Project : atoll
Section: New Results
Processing Botanical Corpora
Participants : Guillaume Rousse, Éric Villemonte de la Clergerie, François Role.
BIOTIM Action: http://atoll.inria.fr Rubrique « Projets »
In the context of French action BIOTIM (cf. 7.2), ATOLL is involved in processing botanical corpora.
The work effectued this year on BIOTIM is twofold.
First, the continuation of last year effort on NLP pipeline. We had to rework it fully for integrating tools developed during the EASY campaign by other team members, and for ensuring a better compliance to MAF.
Experiments on terminology extraction have been presented at TIA 2005 [31]. One of the problen we had was the poor typographic quality of the OCRized corpora and a new OCRization was done. However, despite the improved quality of the newly OCRized corpora, they are still issues with spelling errors and noise induced by the formatting (layout) of the original documents (pagination, illustrations, numerisation artifacts, etc...). Hence the need for some kind of input filtering.
Therefore, we started to work on retrieving the logical structuring of the corpora, to adress this very issue. With a generic regular expression based chunker, and corpus-specific configurations, we are able to segregate and label the various parts of interest in the document, mainly taxon descriptions. Domain specific integrity rules allow some automatic error correction for undetected patterns, such as missing taxons in taxonomic hierarchy.
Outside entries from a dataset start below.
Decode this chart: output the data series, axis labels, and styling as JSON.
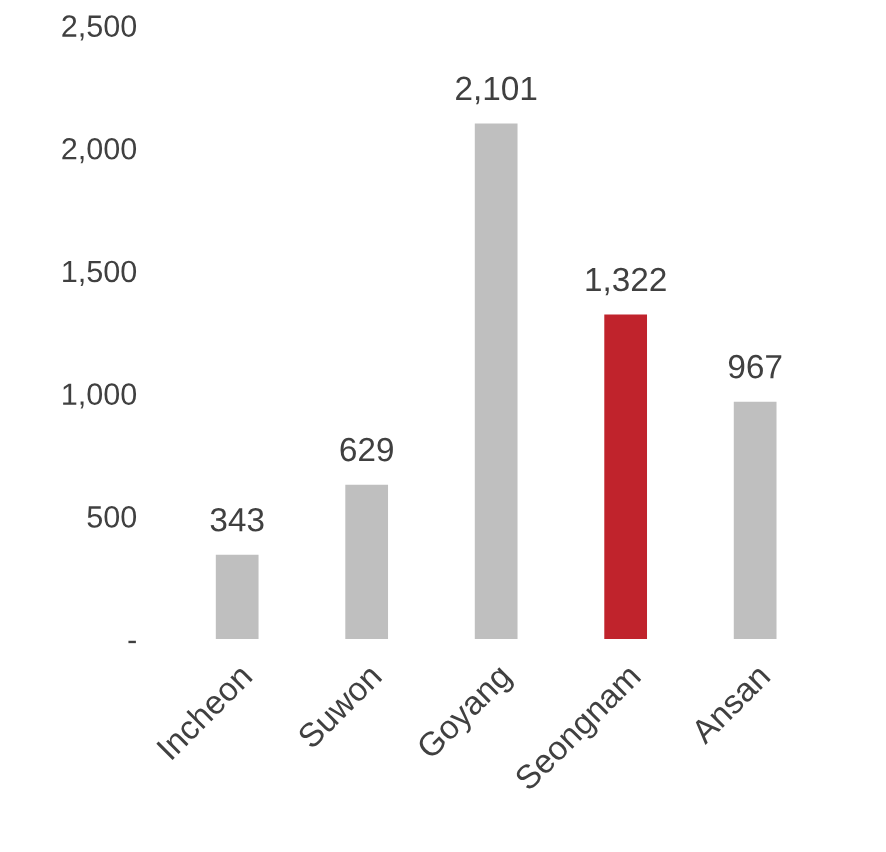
{
  "chart_data": {
    "type": "bar",
    "categories": [
      "Incheon",
      "Suwon",
      "Goyang",
      "Seongnam",
      "Ansan"
    ],
    "values": [
      343,
      629,
      2101,
      1322,
      967
    ],
    "colors": [
      "#bfbfbf",
      "#bfbfbf",
      "#bfbfbf",
      "#c0232c",
      "#bfbfbf"
    ],
    "value_labels": [
      "343",
      "629",
      "2,101",
      "1,322",
      "967"
    ],
    "ylim": [
      0,
      2500
    ],
    "yticks": [
      {
        "value": 0,
        "label": "-"
      },
      500,
      {
        "value": 1000,
        "label": "1,000"
      },
      {
        "value": 1500,
        "label": "1,500"
      },
      {
        "value": 2000,
        "label": "2,000"
      },
      {
        "value": 2500,
        "label": "2,500"
      }
    ],
    "grid": false,
    "legend": false
  }
}
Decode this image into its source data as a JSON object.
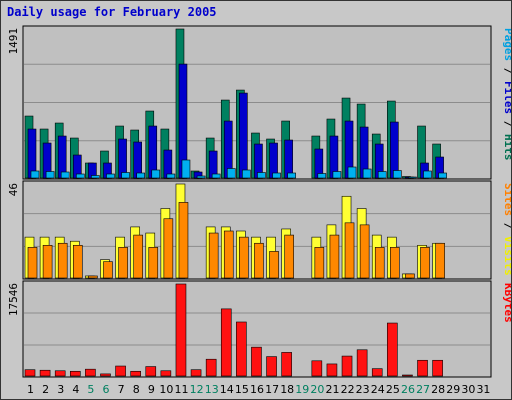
{
  "title": "Daily usage for February 2005",
  "chart_data": {
    "type": "bar",
    "title": "Daily usage for February 2005",
    "days": [
      {
        "label": "1",
        "weekend": false
      },
      {
        "label": "2",
        "weekend": false
      },
      {
        "label": "3",
        "weekend": false
      },
      {
        "label": "4",
        "weekend": false
      },
      {
        "label": "5",
        "weekend": true
      },
      {
        "label": "6",
        "weekend": true
      },
      {
        "label": "7",
        "weekend": false
      },
      {
        "label": "8",
        "weekend": false
      },
      {
        "label": "9",
        "weekend": false
      },
      {
        "label": "10",
        "weekend": false
      },
      {
        "label": "11",
        "weekend": false
      },
      {
        "label": "12",
        "weekend": true
      },
      {
        "label": "13",
        "weekend": true
      },
      {
        "label": "14",
        "weekend": false
      },
      {
        "label": "15",
        "weekend": false
      },
      {
        "label": "16",
        "weekend": false
      },
      {
        "label": "17",
        "weekend": false
      },
      {
        "label": "18",
        "weekend": false
      },
      {
        "label": "19",
        "weekend": true
      },
      {
        "label": "20",
        "weekend": true
      },
      {
        "label": "21",
        "weekend": false
      },
      {
        "label": "22",
        "weekend": false
      },
      {
        "label": "23",
        "weekend": false
      },
      {
        "label": "24",
        "weekend": false
      },
      {
        "label": "25",
        "weekend": false
      },
      {
        "label": "26",
        "weekend": true
      },
      {
        "label": "27",
        "weekend": true
      },
      {
        "label": "28",
        "weekend": false
      },
      {
        "label": "29",
        "weekend": false
      },
      {
        "label": "30",
        "weekend": false
      },
      {
        "label": "31",
        "weekend": false
      }
    ],
    "panels": [
      {
        "id": "pages-files-hits",
        "max_label": "1491",
        "ymax": 1491,
        "legend": [
          {
            "text": "Pages",
            "color": "#00a0e0"
          },
          {
            "text": " / ",
            "color": "#000000"
          },
          {
            "text": "Files",
            "color": "#0000cc"
          },
          {
            "text": " / ",
            "color": "#000000"
          },
          {
            "text": "Hits",
            "color": "#007050"
          }
        ],
        "series": [
          {
            "name": "Hits",
            "color": "#008060",
            "values": [
              620,
              490,
              550,
              400,
              150,
              270,
              520,
              480,
              670,
              490,
              1491,
              70,
              400,
              780,
              880,
              450,
              390,
              570,
              0,
              420,
              590,
              800,
              740,
              440,
              770,
              15,
              520,
              340,
              0,
              0,
              0
            ]
          },
          {
            "name": "Files",
            "color": "#0000cc",
            "values": [
              490,
              350,
              420,
              230,
              150,
              150,
              390,
              360,
              520,
              280,
              1140,
              60,
              270,
              570,
              850,
              340,
              350,
              380,
              0,
              290,
              420,
              570,
              510,
              340,
              560,
              10,
              150,
              210,
              0,
              0,
              0
            ]
          },
          {
            "name": "Pages",
            "color": "#00b0f0",
            "values": [
              70,
              65,
              60,
              40,
              25,
              40,
              55,
              50,
              80,
              40,
              180,
              20,
              40,
              95,
              80,
              55,
              50,
              50,
              0,
              45,
              65,
              110,
              90,
              65,
              75,
              5,
              70,
              50,
              0,
              0,
              0
            ]
          }
        ]
      },
      {
        "id": "visits-sites",
        "max_label": "46",
        "ymax": 46,
        "legend": [
          {
            "text": "Sites",
            "color": "#ff8000"
          },
          {
            "text": " / ",
            "color": "#000000"
          },
          {
            "text": "Visits",
            "color": "#f0f000"
          }
        ],
        "series": [
          {
            "name": "Visits",
            "color": "#ffff33",
            "values": [
              20,
              20,
              20,
              18,
              1,
              9,
              20,
              25,
              22,
              34,
              46,
              0,
              25,
              25,
              23,
              20,
              20,
              24,
              0,
              20,
              26,
              40,
              34,
              21,
              20,
              2,
              16,
              17,
              0,
              0,
              0
            ]
          },
          {
            "name": "Sites",
            "color": "#ff8800",
            "values": [
              15,
              16,
              17,
              16,
              1,
              8,
              15,
              21,
              15,
              29,
              37,
              0,
              22,
              23,
              20,
              17,
              13,
              21,
              0,
              15,
              21,
              27,
              26,
              15,
              15,
              2,
              15,
              17,
              0,
              0,
              0
            ]
          }
        ]
      },
      {
        "id": "kbytes",
        "max_label": "17546",
        "ymax": 17546,
        "legend": [
          {
            "text": "KBytes",
            "color": "#ff0000"
          }
        ],
        "series": [
          {
            "name": "KBytes",
            "color": "#ff1111",
            "values": [
              1200,
              1100,
              1000,
              900,
              1300,
              400,
              1900,
              900,
              1800,
              1000,
              17546,
              1200,
              3200,
              12800,
              10300,
              5500,
              3700,
              4500,
              0,
              2900,
              2300,
              3800,
              5000,
              1400,
              10100,
              100,
              3000,
              3000,
              0,
              0,
              0
            ]
          }
        ]
      }
    ]
  }
}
Coupled with morpho-syntactic processing with our our NLP pipeline, a preliminary study has been done by François Role to assess the possibility to extract an ontology and to represent it in OWL [19].
We have also started parsing some corpora, exploiting the logical structuring to remove the non pertinent parts (such as the bibliographical notices). We now need to assess the quality of the parsing, in order to eventually tune the meta-grammar to the very specific style of these botanical corpora. We also need to complete and enrich a domain specific lexicon. The next step, in collaboration with LIFO (Univ. of Orléans) will be to exploit the dependencies, produced during parsing, to extract a small lexical ontology.